Though investors of Nike Inc (NYSE:NKE) are hammering the stock for two primary reasons, i.e. revenue miss and gross margin, the key factor is that the company gained notable market share in the same period. This could change the sentiments of investors on the stock. S&P Capital IQ has not only kept its Buy rating but also lifted its 12-month target price by $4 to $64. This suggests that the stock presents minimum ten percent upside potentials from the current levels.

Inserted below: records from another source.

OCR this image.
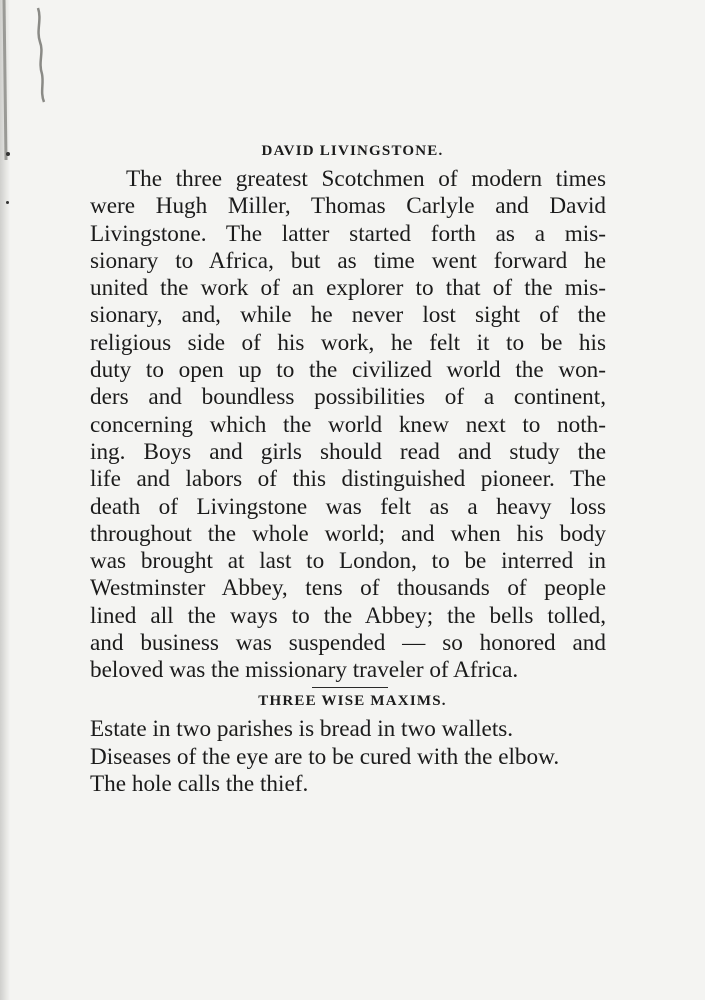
DAVID LIVINGSTONE.

The three greatest Scotchmen of modern times
were Hugh Miller, Thomas Carlyle and David
Livingstone. The latter started forth as a mis-
sionary to Africa, but as time went forward he
united the work of an explorer to that of the mis-
sionary, and, while he never lost sight of the
religious side of his work, he felt it to be his
duty to open up to the civilized world the won-
ders and boundless possibilities of a continent,
concerning which the world knew next to noth-
ing. Boys and girls should read and study the
life and labors of this distinguished pioneer. The
death of Livingstone was felt as a heavy loss
throughout the whole world; and when his body
was brought at last to London, to be interred in
Westminster Abbey, tens of thousands of people
lined all the ways to the Abbey; the bells tolled,
and business was suspended — so honored and
beloved was the missionary traveler of Africa.

THREE WISE MAXIMS.
Estate in two parishes is bread in two wallets.
Diseases of the eye are to be cured with the elbow.
The hole calls the thief.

On January 31, Under Armour Inc (NYSE:UA) suffered gross margin drop 3.2 percentage points in the December quarter, while Nike’s gross margin fell 1.4 percentage points. This could be interpreted as both are trying to win over customers of rival companies. Alternatively, pricing has been under pressure due to factors like increased costs on product and unfavorable impact from forex
S&P Capital IQ analyst Amobi defended his price objecting based on premium valuation on fiscal year ending May PE of 23.4X compared to rivals on notable market share gains. The brokerage lifted its fiscal year 2017 EPS view by 11 cents to $2.50. Similarly, for the fiscal year 2018, the analyst boosted its EPS estimate by four cents to $2.74.
Though Nike has not provided any forecast, Under Armour offered downbeat forecast for 2017. The company projected revenue growth of 11 – 12 percent to reach $5.4 billion. This was sharply lower than $6.06 billion expected by analysts when the company reported its earnings number on January 31. Aside from that, gross margin is expected to be slightly down from the level recorded in 2016.
Amobi pointed out that revenue growth of 5 percent came due to gains from apparel and footwear driven by uptick in North America, China, and Western Europe. Though its EBIT margins expanded 1.9 percentage points on productivity gains, sizeable contraction happened due to higher product costs and inventory markdowns.
At time of writing this, Nike stock dropped 4.15 percent in pre-market trading on Wednesday.